🤖 AI Summary
Segmenting coronary arteries and detecting stenoses in invasive coronary angiography (ICA) images remains challenging due to low vessel contrast, high noise levels, and fine-grained vascular structures. To address these issues, we propose a dual-stream encoder-decoder network integrating structural prior guidance, long-range dependency modeling via the state-space model Mamba2, multi-level wavelet-domain enhancement, curvature-aware feature learning, and progressive high-frequency recovery. This design enables synergistic modeling of global vessel morphology and local structural details. Evaluated on public ICA datasets, our method achieves state-of-the-art performance across all eight segmentation metrics. For stenosis detection, it attains the highest true positive rate (TPR) and positive predictive value (PPV), demonstrating superior accuracy and robustness for clinical decision support.
📝 Abstract
Background: Coronary Artery Disease (CAD) is one of the leading causes of death worldwide. Invasive Coronary Angiography (ICA), regarded as the gold standard for CAD diagnosis, necessitates precise vessel segmentation and stenosis detection. However, ICA images are typically characterized by low contrast, high noise levels, and complex, fine-grained vascular structures, which pose significant challenges to the clinical adoption of existing segmentation and detection methods. Objective: This study aims to improve the accuracy of coronary artery segmentation and stenosis detection in ICA images by integrating multi-scale structural priors, state-space-based long-range dependency modeling, and frequency-domain detail enhancement strategies.

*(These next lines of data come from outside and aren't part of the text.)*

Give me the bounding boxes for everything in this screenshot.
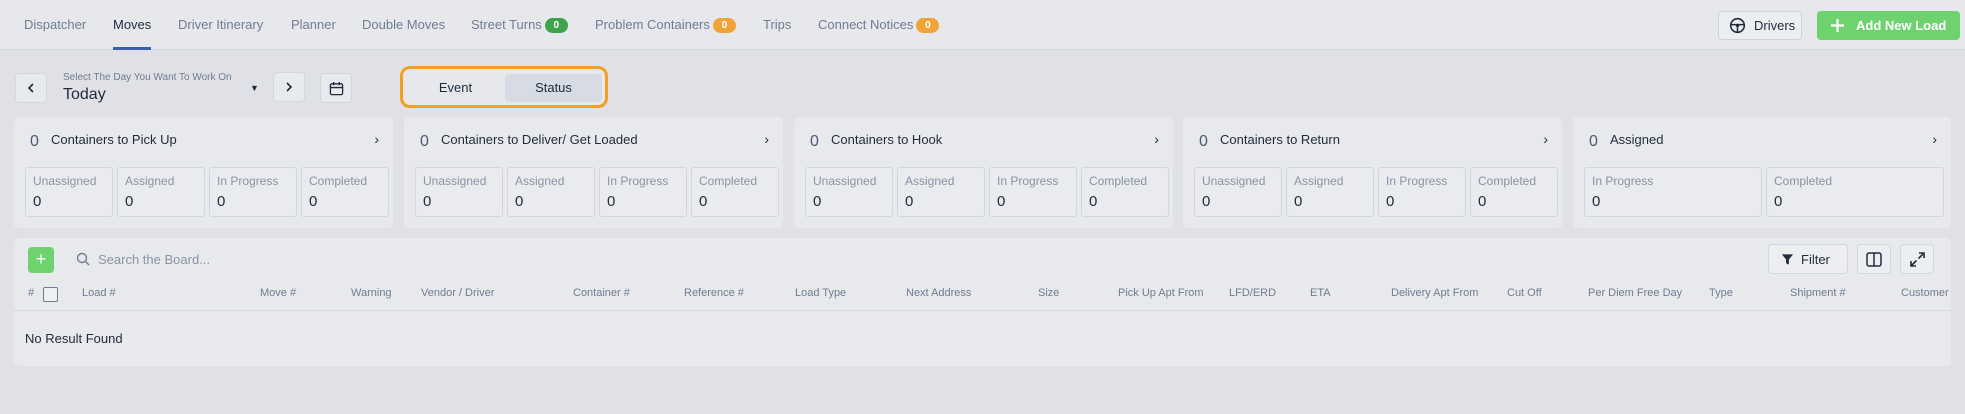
problem-containers-count-badge: 0 [712,18,736,33]
card-count: 0 [30,133,39,150]
column-header-load-number[interactable]: Load # [82,287,116,299]
column-header-shipment-number[interactable]: Shipment # [1790,287,1846,299]
previous-day-button[interactable] [15,73,47,103]
stat-completed[interactable]: Completed 0 [1766,167,1944,217]
column-header-customer[interactable]: Customer [1901,287,1951,299]
search-icon [76,252,90,266]
card-title: Assigned [1610,132,1664,147]
card-containers-to-deliver[interactable]: 0 Containers to Deliver/ Get Loaded › Un… [404,117,783,228]
card-containers-to-pick-up[interactable]: 0 Containers to Pick Up › Unassigned 0 As… [14,117,393,228]
chevron-right-icon: › [374,131,379,147]
caret-down-icon: ▼ [250,83,259,93]
column-header-lfd-erd[interactable]: LFD/ERD [1229,287,1276,299]
column-header-cut-off[interactable]: Cut Off [1507,287,1542,299]
column-header-reference-number[interactable]: Reference # [684,287,744,299]
calendar-button[interactable] [320,73,352,103]
chevron-right-icon: › [1543,131,1548,147]
add-new-load-button[interactable]: Add New Load [1817,11,1960,40]
stat-completed[interactable]: Completed 0 [691,167,779,217]
stat-unassigned[interactable]: Unassigned 0 [415,167,503,217]
tab-dispatcher[interactable]: Dispatcher [24,0,86,50]
column-header-size[interactable]: Size [1038,287,1059,299]
street-turns-count-badge: 0 [544,18,568,33]
stat-assigned[interactable]: Assigned 0 [507,167,595,217]
expand-button[interactable] [1900,244,1934,274]
board-panel: + Filter # Load # Move # Warning Vendor … [14,238,1951,366]
steering-wheel-icon [1729,17,1746,34]
card-containers-to-hook[interactable]: 0 Containers to Hook › Unassigned 0 Assig… [794,117,1173,228]
card-containers-to-return[interactable]: 0 Containers to Return › Unassigned 0 Ass… [1183,117,1562,228]
column-header-load-type[interactable]: Load Type [795,287,846,299]
toggle-status-option[interactable]: Status [505,74,602,102]
tab-connect-notices[interactable]: Connect Notices 0 [818,0,940,50]
column-header-container-number[interactable]: Container # [573,287,630,299]
calendar-icon [329,81,343,95]
top-nav: Dispatcher Moves Driver Itinerary Planne… [0,0,1965,50]
stat-in-progress[interactable]: In Progress 0 [989,167,1077,217]
card-count: 0 [810,133,819,150]
header-divider [14,310,1951,311]
card-title: Containers to Pick Up [51,132,177,147]
stat-unassigned[interactable]: Unassigned 0 [805,167,893,217]
card-count: 0 [1199,133,1208,150]
tab-street-turns[interactable]: Street Turns 0 [471,0,568,50]
view-toggle: Event Status [400,66,608,108]
empty-state-message: No Result Found [25,331,123,346]
column-header-warning[interactable]: Warning [351,287,392,299]
tab-driver-itinerary[interactable]: Driver Itinerary [178,0,263,50]
toggle-event-option[interactable]: Event [408,74,503,102]
card-title: Containers to Return [1220,132,1340,147]
tab-planner[interactable]: Planner [291,0,336,50]
stat-completed[interactable]: Completed 0 [1470,167,1558,217]
stat-completed[interactable]: Completed 0 [1081,167,1169,217]
card-title: Containers to Deliver/ Get Loaded [441,132,638,147]
column-header-pick-up-apt-from[interactable]: Pick Up Apt From [1118,287,1204,299]
columns-button[interactable] [1857,244,1891,274]
filter-icon [1781,253,1794,265]
column-header-delivery-apt-from[interactable]: Delivery Apt From [1391,287,1478,299]
day-selector-label: Select The Day You Want To Work On [63,72,232,83]
column-header-move-number[interactable]: Move # [260,287,296,299]
stat-completed[interactable]: Completed 0 [301,167,389,217]
add-row-button[interactable]: + [28,247,54,273]
filter-button[interactable]: Filter [1768,244,1848,274]
column-header-eta[interactable]: ETA [1310,287,1331,299]
column-header-vendor-driver[interactable]: Vendor / Driver [421,287,494,299]
stat-in-progress[interactable]: In Progress 0 [1378,167,1466,217]
connect-notices-count-badge: 0 [916,18,940,33]
columns-icon [1866,251,1882,267]
drivers-button[interactable]: Drivers [1718,11,1802,40]
column-header-next-address[interactable]: Next Address [906,287,971,299]
column-header-per-diem-free-day[interactable]: Per Diem Free Day [1588,287,1682,299]
stat-assigned[interactable]: Assigned 0 [117,167,205,217]
chevron-left-icon [27,83,34,93]
stat-unassigned[interactable]: Unassigned 0 [1194,167,1282,217]
stat-in-progress[interactable]: In Progress 0 [599,167,687,217]
tab-trips[interactable]: Trips [763,0,791,50]
stat-in-progress[interactable]: In Progress 0 [209,167,297,217]
expand-icon [1909,251,1925,267]
card-count: 0 [1589,133,1598,150]
chevron-right-icon: › [764,131,769,147]
day-selector-value: Today [63,86,106,103]
tab-problem-containers[interactable]: Problem Containers 0 [595,0,736,50]
stat-in-progress[interactable]: In Progress 0 [1584,167,1762,217]
card-title: Containers to Hook [831,132,943,147]
tab-moves[interactable]: Moves [113,0,152,50]
column-header-number: # [28,287,35,299]
board-search-input[interactable] [98,247,498,271]
plus-icon [1831,19,1844,32]
stat-assigned[interactable]: Assigned 0 [897,167,985,217]
stat-assigned[interactable]: Assigned 0 [1286,167,1374,217]
stat-unassigned[interactable]: Unassigned 0 [25,167,113,217]
chevron-right-icon: › [1154,131,1159,147]
card-count: 0 [420,133,429,150]
card-assigned[interactable]: 0 Assigned › In Progress 0 Completed 0 [1573,117,1951,228]
next-day-button[interactable] [273,72,305,102]
chevron-right-icon: › [1932,131,1937,147]
chevron-right-icon [286,82,293,92]
tab-double-moves[interactable]: Double Moves [362,0,445,50]
column-header-type[interactable]: Type [1709,287,1733,299]
select-all-checkbox[interactable] [43,287,58,302]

Methods: We propose SFD-Mamba2Net, an end-to-end framework tailored for ICA-based vascular segmentation and stenosis detection. In the encoder, a Curvature-Aware Structural Enhancement (CASE) module is embedded to leverage multi-scale responses for highlighting slender tubular vascular structures, suppressing background interference, and directing attention toward vascular regions. In the decoder, we introduce a Progressive High-Frequency Perception (PHFP) module that employs multi-level wavelet decomposition to progressively refine high-frequency details while integrating low-frequency global structures. Results and Conclusions: SFD-Mamba2Net consistently outperformed state-of-the-art methods across eight segmentation metrics, and achieved the highest true positive rate and positive predictive value in stenosis detection.